Горят и потрескивают свечи, сладкий запах топленого воска идет от них, и лики со всех икон вглядываются в твою душу печально и строго, словно спрашивают о самом главном. В какой угол храма ни отойди, куда ни встань, очи всегда проследуют за тобой и всегда будут смотреть на тебя. Но нет желания скрыться от них, лучше так: подойти совсем близко, опуститься на колени и предстать перед ними, ничего в себе не утаивая. Вот я, здесь, вся, до капли.

Господи!

Старуха в рваном бушлате беспомощно охает, пытаясь подняться с колен, а мелкие гнойные чирьи на ее щеках - как знак страдания. Но гной телесный в душу не проникает.

Господи!

Крест, которым осенил на прощанье Юродивый, до сих пор раскаленно горит на спине, и на него, этот крест, надо будет ложиться, подставляя себя вздрагивающему и пыхтящему куску мяса, который навалится сверху, ерзать и шоркаться по огромному дивану, сдирая с кожи горящий след...

Медленно, как бывает во сне, когда тело плохо подчиняется разуму, Соломея стянула обессиленную ладонь с простыни, и простыня цвета не изменила.

Господи!

Поднялась, обошла свой номер, снова придвинулась к дивану, уперлась коленями в его мягкий бок. Зажмурилась до летучих цветных пятен в глазах, постояла так, покачиваясь от напряжения, и распахнула глаза. Простыня была белой. Еще раз дотронулась до нее ладонью и отрешенно, будто не о самой себе, подумала, что больше на этот диван она никогда не ляжет. А если ее положат, то она будет мертвая.

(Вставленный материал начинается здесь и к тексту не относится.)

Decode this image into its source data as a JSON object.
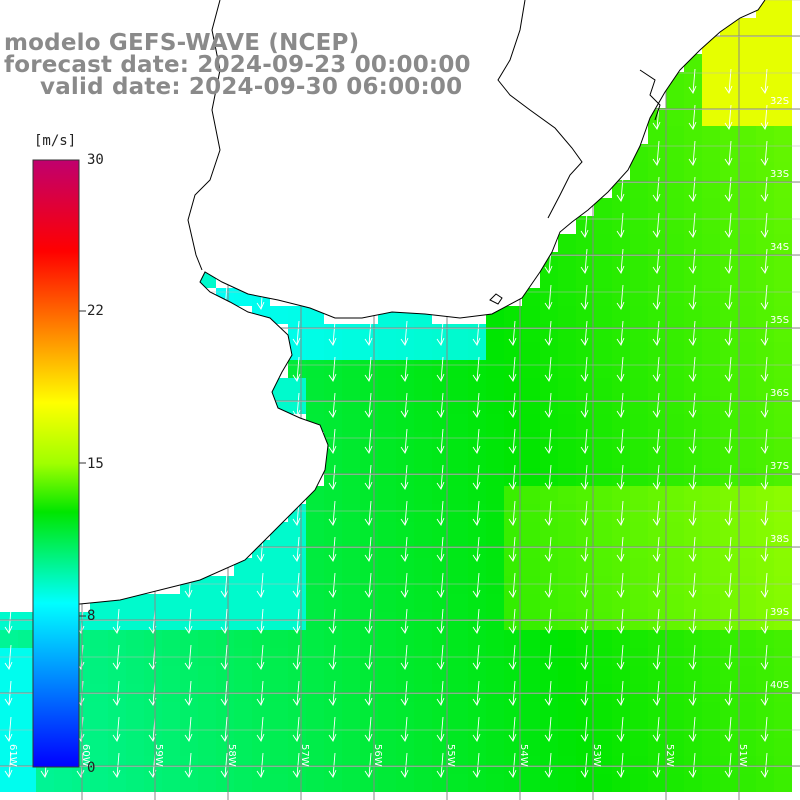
{
  "title": {
    "line1": "modelo GEFS-WAVE (NCEP)",
    "line2": "forecast date: 2024-09-23 00:00:00",
    "line3": "valid date: 2024-09-30 06:00:00"
  },
  "colorbar": {
    "unit_label": "[m/s]",
    "min": 0,
    "max": 30,
    "tick_labels": [
      "30",
      "22",
      "15",
      "8",
      "0"
    ],
    "tick_values": [
      30,
      22,
      15,
      8,
      0
    ],
    "colors": [
      "#0000ff",
      "#00ffff",
      "#00ff00",
      "#ffff00",
      "#ff0000",
      "#c0006e"
    ]
  },
  "map": {
    "lat_labels": [
      "32S",
      "33S",
      "34S",
      "35S",
      "36S",
      "37S",
      "38S",
      "39S",
      "40S"
    ],
    "lon_labels": [
      "61W",
      "60W",
      "59W",
      "58W",
      "57W",
      "56W",
      "55W",
      "54W",
      "53W",
      "52W",
      "51W"
    ],
    "wind_direction": "from north (arrows pointing south)",
    "land_color": "#ffffff",
    "grid_color": "#888888"
  }
}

Застукали в коридоре каблуки хозяйки, дверь широко открылась. Элеонора, сразу приметив, что Руська еще не готова, даже не причесалась, мерзавка, сразу же и закричала, как она обычно кричала на всех в доме: сначала мужичьим басом, после голос тончал, взлетал выше, и вот уже хозяйка взвизгивала, как придавленная собачонка:

- Руська! Я тебя все-таки оформлю! Держать не буду! Полчаса осталось, а ты... ты глянь на себя, чучело! В лишенки захотела? Оформлю!

Пуще огня боялась Соломея этой угрозы. Но - до сегодняшнего вечера. Сегодня угроза нисколько не испугала. Разве бушлат и галифе лишенки самое страшное?

- Погоди-ка, красавка, - Элеонора пригасила визг и заговорила вкрадчивым шопотом. Шагнула через порог в номер, внося запах дорогих духов, цепко ухватила Соломею пальцами за подбородок. - Опять ладаном воняешь? Ты что, Руська, изобрести хочешь? Тебя спрашиваю! Отвечай! Может, "не согреши" выучила? Поздно, красавка, поздно. И должок за тобой, если не забыла. Ты здорова? На медкомиссию тебя отвести? Полечить? А?

Каждый вопрос Элеонора забивала в Соломею как гвоздь, по самую шляпку. Ни вытащить, ни пошевелить даже. Намертво.

Долг за проституткой Руськой числился большой, выплаты хозяйка могла потребовать в любую минуту. Тогда - прямая дорога на первый этаж дома, куда спроваживали обычно самых пьяных и извращенных клиентов. Если должница упиралась, вызывали медицинскую комиссию. Приезжали два доктора, всегда одни и те же, ставили мудреный диагноз, и беднягу опускали на лечение в подвал, где хозяйничал Дюймовочка. Через неделю-другую должница появлялась в своем номере, согласная на все.